Amidst the steady drip-drip-drip of U.S. defense contractors reporting 3%, 4% and 5% declines in sales, British defense giant BAE Systems (BAES.Y -2.45%) came out last month with a plan to shrink one of its businesses by about 15% -- voluntarily. In so doing, BAE may have dumped a big ol' gallon of reality over its prospects for growth.

According to press reports, BAE is planning to sell "the U.S. manpower and services businesses of the Intelligence and Security sector, which span technical, mission and IT support services and predominantly serve the federal government." In total, these businesses employ about 8,000 U.S. workers -- 25% of the company's U.S. workforce -- and generate as much as much as $1.75 billion in revenues for BAE annually. That's about 7% of BAE's global revenues.
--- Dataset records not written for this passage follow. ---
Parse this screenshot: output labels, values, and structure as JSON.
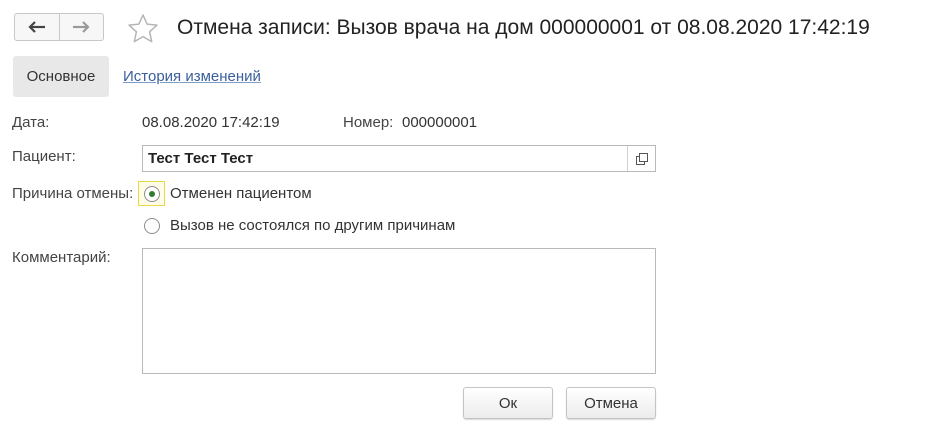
{
  "window": {
    "title": "Отмена записи: Вызов врача на дом 000000001 от 08.08.2020 17:42:19"
  },
  "tabs": [
    {
      "label": "Основное"
    },
    {
      "label": "История изменений"
    }
  ],
  "form": {
    "date_label": "Дата:",
    "date_value": "08.08.2020 17:42:19",
    "number_label": "Номер:",
    "number_value": "000000001",
    "patient_label": "Пациент:",
    "patient_value": "Тест Тест Тест",
    "reason_label": "Причина отмены:",
    "reason_options": [
      {
        "label": "Отменен пациентом",
        "selected": true
      },
      {
        "label": "Вызов не состоялся по другим причинам",
        "selected": false
      }
    ],
    "comment_label": "Комментарий:",
    "comment_value": ""
  },
  "buttons": {
    "ok_label": "Ок",
    "cancel_label": "Отмена"
  },
  "colors": {
    "link": "#3a5f9b",
    "radio_selected": "#2e7d32",
    "focus_border": "#e6d84a"
  },
  "icons": {
    "back": "arrow-left-icon",
    "forward": "arrow-right-icon",
    "favorite": "star-icon",
    "open": "open-window-icon"
  }
}
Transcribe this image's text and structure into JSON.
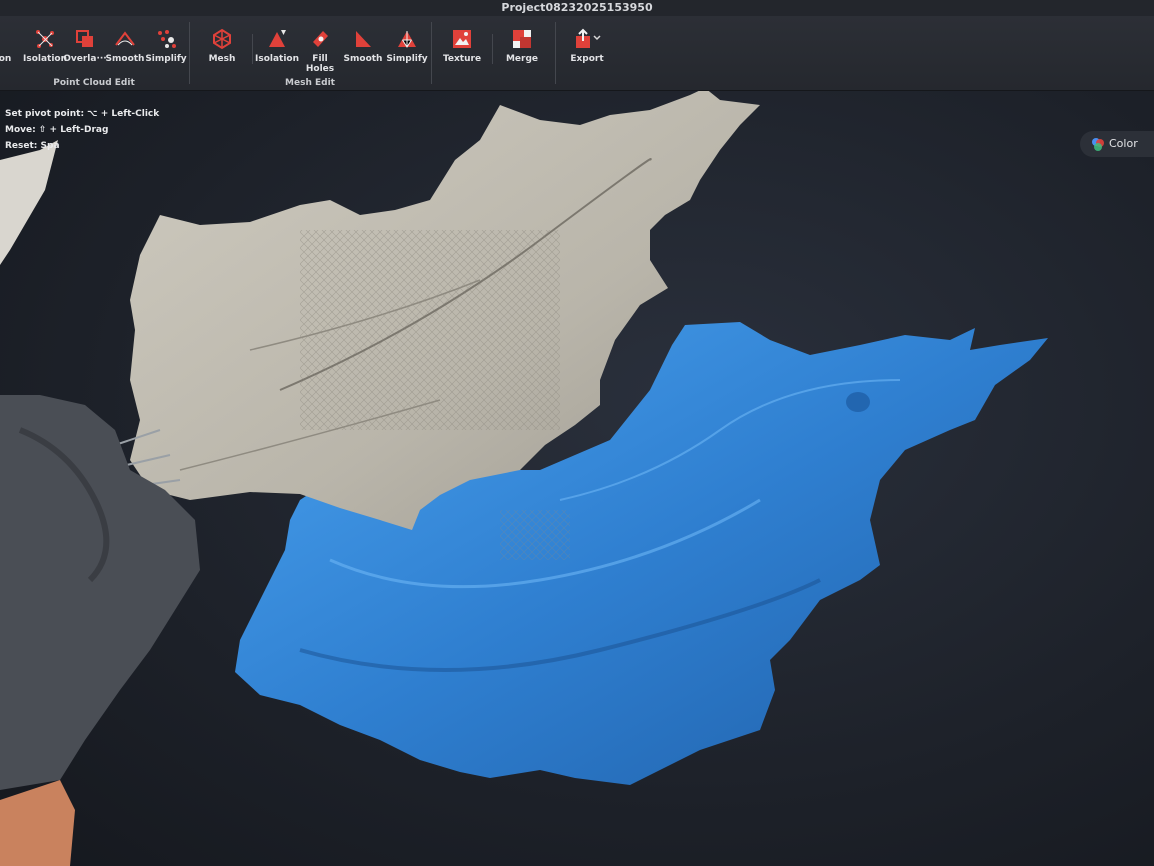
{
  "window": {
    "title": "Project08232025153950"
  },
  "toolbar": {
    "point_cloud_edit": {
      "label": "Point Cloud Edit",
      "tools": [
        "on",
        "Isolation",
        "Overla···",
        "Smooth",
        "Simplify"
      ]
    },
    "mesh_edit": {
      "label": "Mesh Edit",
      "tools": [
        "Mesh",
        "Isolation",
        "Fill Holes",
        "Smooth",
        "Simplify"
      ]
    },
    "texture": "Texture",
    "merge": "Merge",
    "export": "Export"
  },
  "hints": {
    "pivot": "Set pivot point: ⌥ + Left-Click",
    "move": "Move: ⇧ + Left-Drag",
    "reset": "Reset: Spa"
  },
  "color_button": {
    "label": "Color"
  },
  "colors": {
    "accent": "#e0413a",
    "scan_original": "#b9b5aa",
    "scan_mesh": "#2f7fd0"
  }
}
BAE will retain its cybersecurity arm, Systems Applied Intelligence, as will its geospatial intelligence business and the company's important warship repair and upgrades operations. But broadly speaking, BAE will be left with two primary areas of focus in the U.S. -- electronics systems and "platforms." (Or as Loren Thompson, a consultant for BAE, puts it: "the enterprise [will focus] on aerospace and defense electronics, armored vehicles, naval guns, munitions and warship modification.")
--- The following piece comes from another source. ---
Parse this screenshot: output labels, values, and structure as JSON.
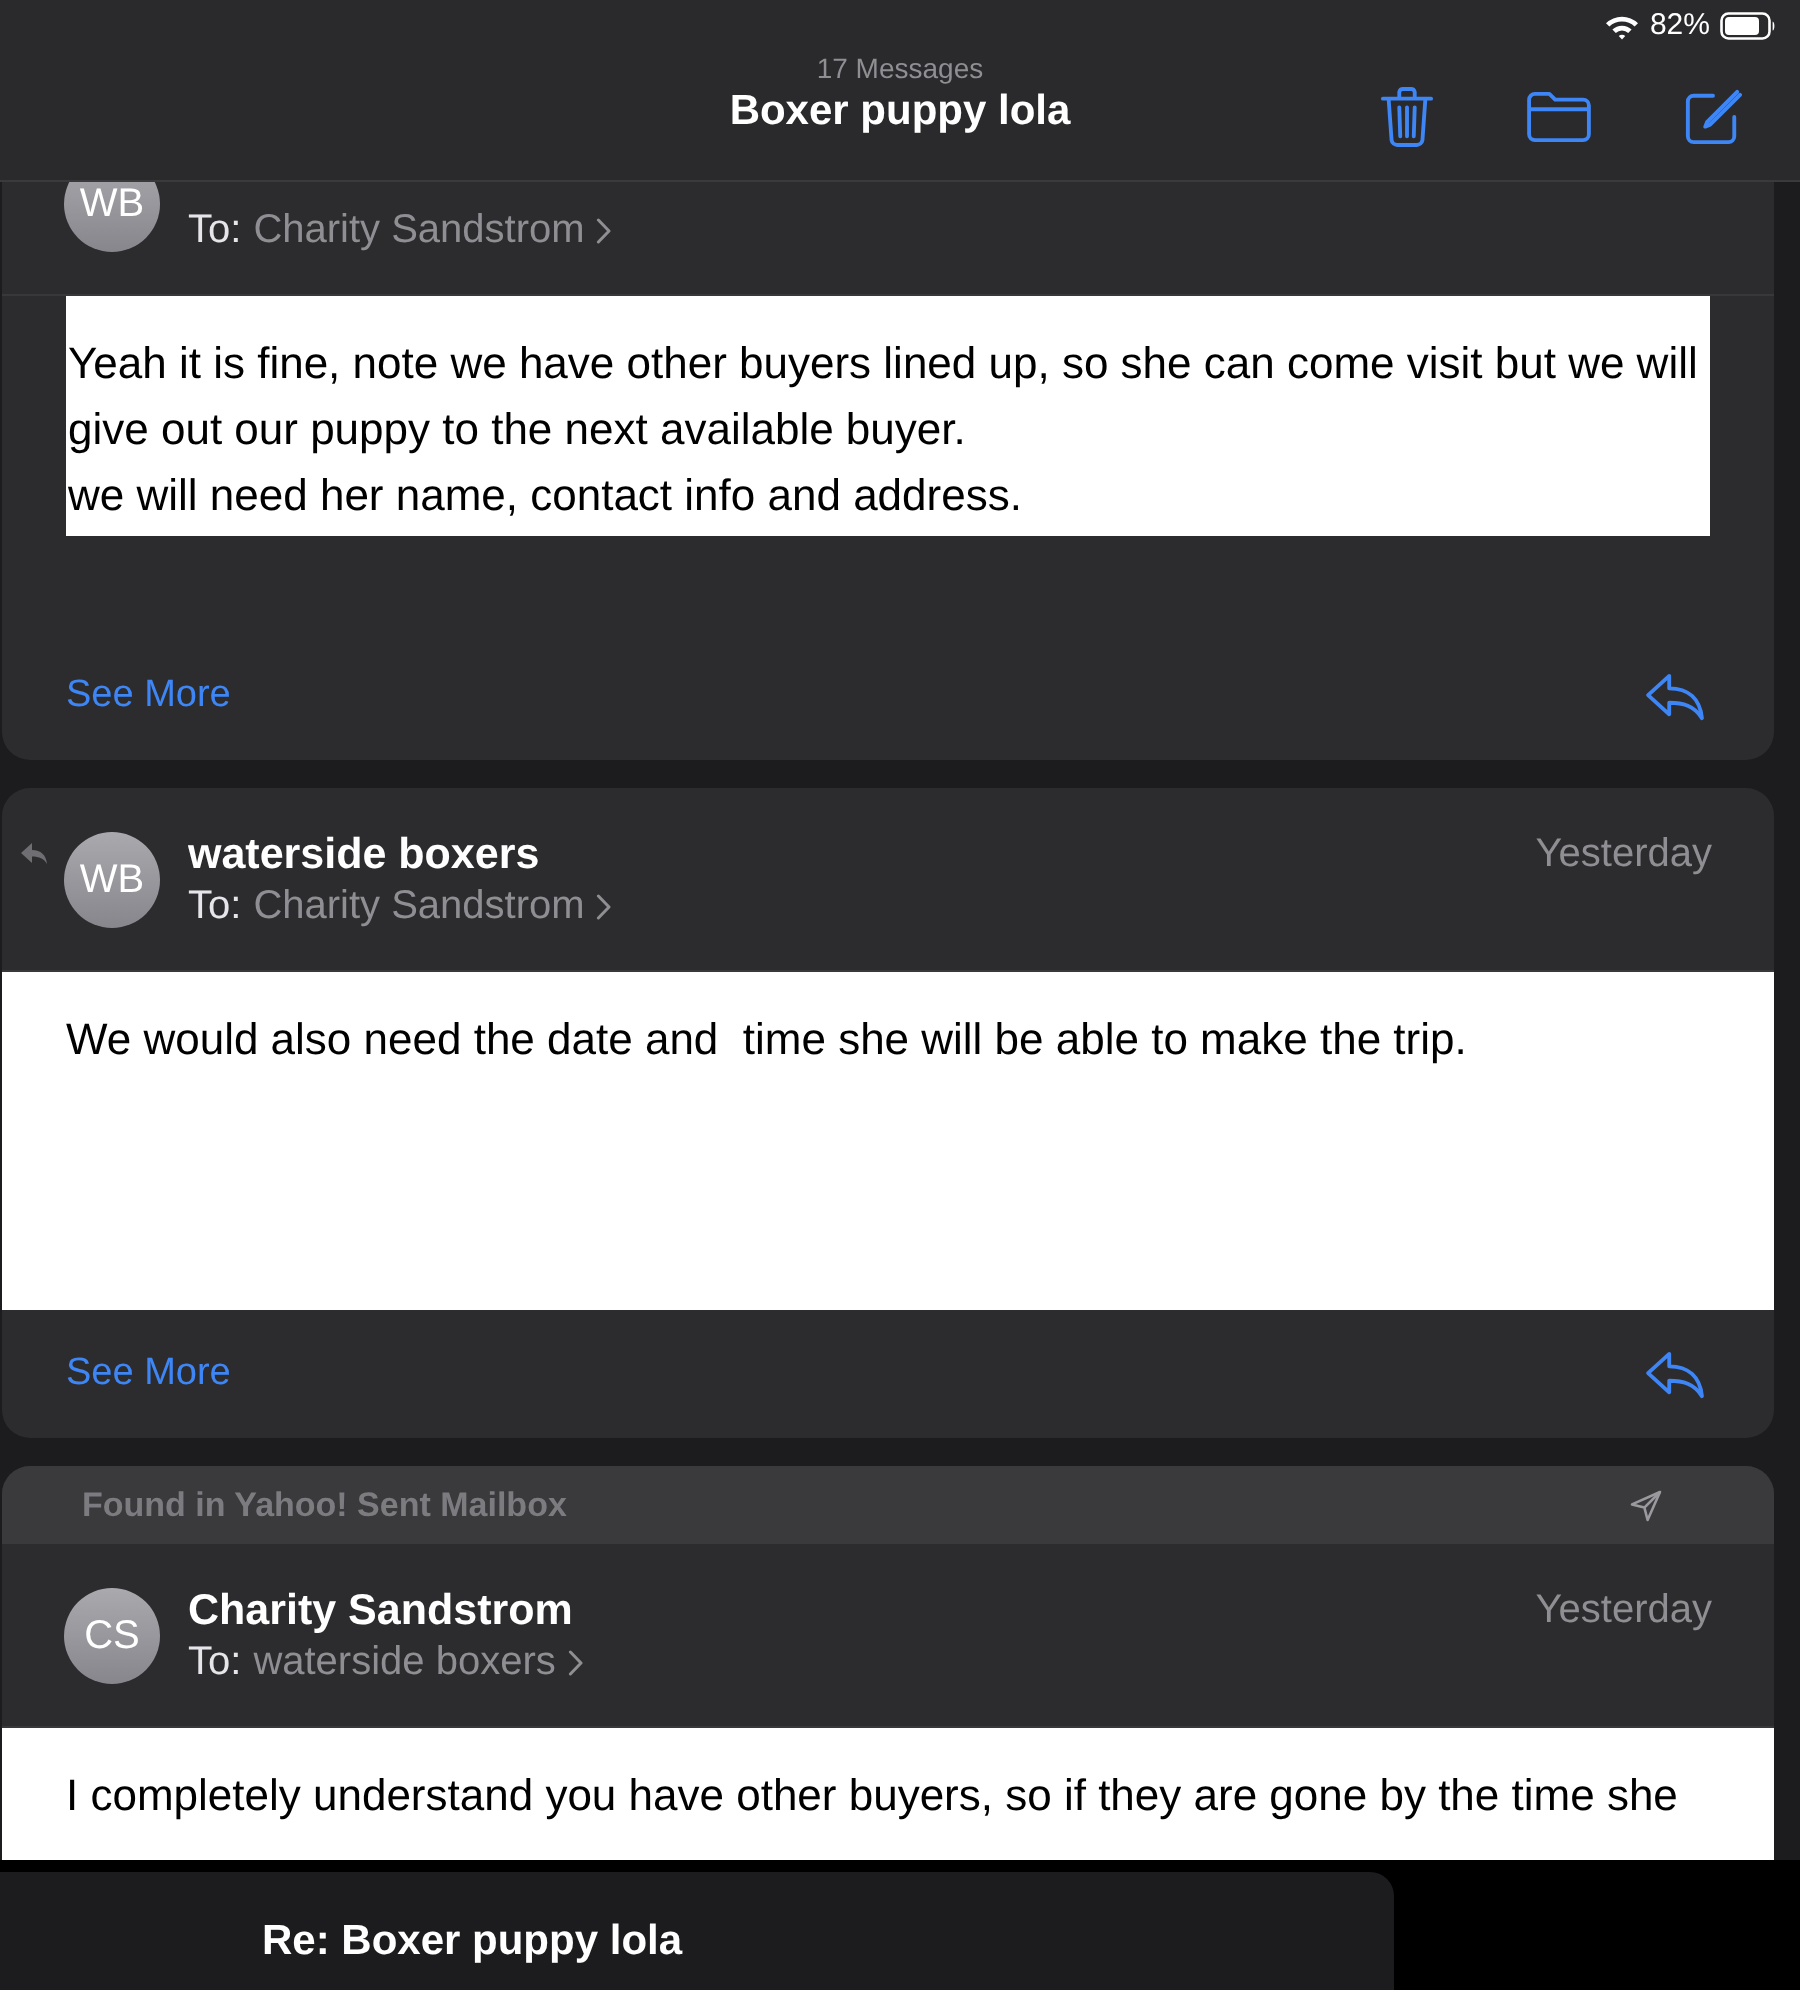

A history of transformations
Thompson notes that transformative moves such as BAE is contemplating are "not new territory for CEO Gerard J. DeMuro, who ran the Information Systems & Technology group at General Dynamics (GD 1.35%) for a decade." What Thompson fails to mention about his client, however, is that DeMuro left General Dynamics in something of a shambles.
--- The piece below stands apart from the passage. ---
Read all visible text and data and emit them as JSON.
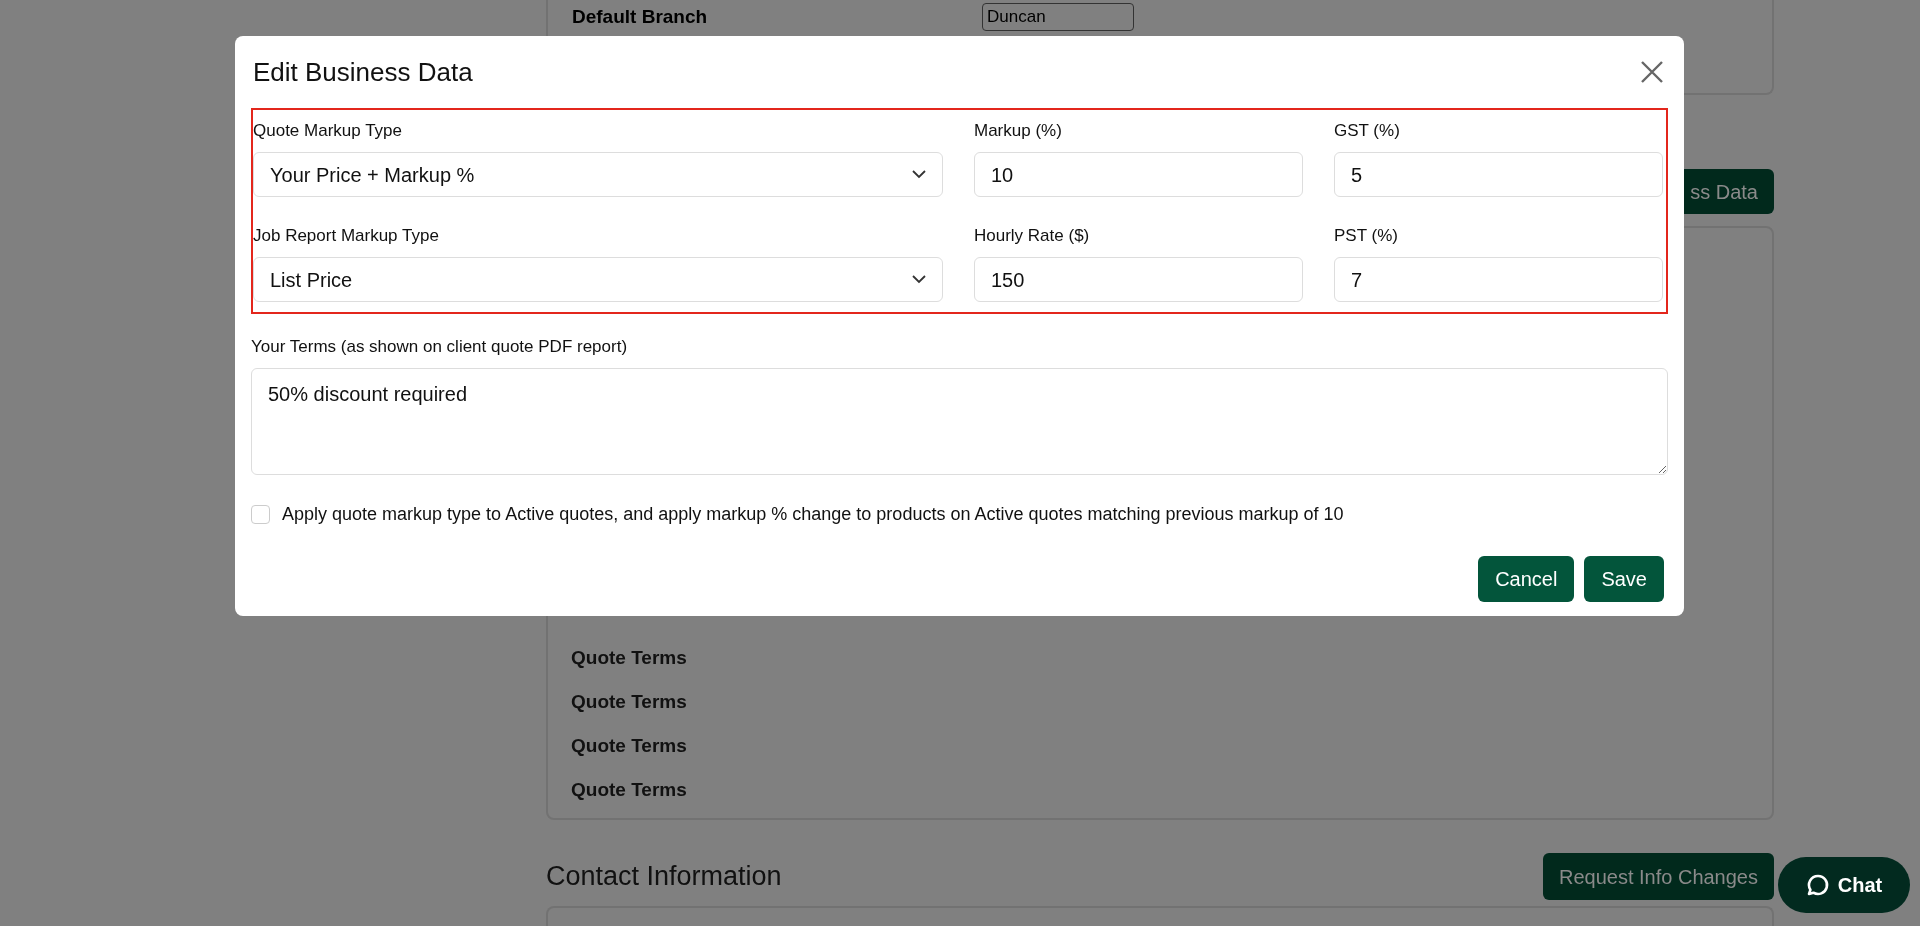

DeMuro, you see, was the executive behind a series of acquisitions at General Dynamics' Information Systems and Technology division in the early years of the 21st Century. Although these acquisitions helped to greatly increase revenues at General Dynamics, and at one point turned "IS&T" into the company's biggest profits center (producing more than $1 billion in profits in 2007, according to S&P Capital IQ) DeMuro grossly overpaid for many of his acquisitions.

The result: General Dynamics ultimately had to write off $2 billion in goodwill, forcing the company into its first full-year net loss in more than two decades, in 2012. DeMuro subsequently left the company.

What it means for investors
Now at BAE, DeMuro has presided over a 14% decline in sales, and a 17% decline in fiscal 2014 profits at the British defense giant. The BAE businesses that DeMuro seems intent on selling, meanwhile, are ones that Thompson describes as producing "above-average rates of return" for the company. On the one hand, this suggests they might yield proceeds in excess of the company's overall 1.0 price-to-sales valuation once sold -- perhaps $1.75 billion or more. On the other hand, though, selling off "above-average" divisions may not be the best way to grow profits in the long term.

Going forward, it looks like BAE's most profitable divisions will be its UK and international platforms and services units, which generate operating profit margins of 11.8% and 13.2%, respectively; and also the firm's smaller electronic systems business, where operating margins are a robust 15.4%.

Ideally, we'd like to see any proceeds from sale of the U.S. units plowed back into these three divisions -- electronics in particular -- whether through organic growth or acquisitions of complementary businesses. If that's the way things play out, then divestiture could be the prelude to a turnaround at BAE.

For the time being, however, with BAE stock trading for 21.5 times earnings, and with analysts projecting a long-term growth rate only in the low single digits, BAE Systems simply doesn't look very attractive.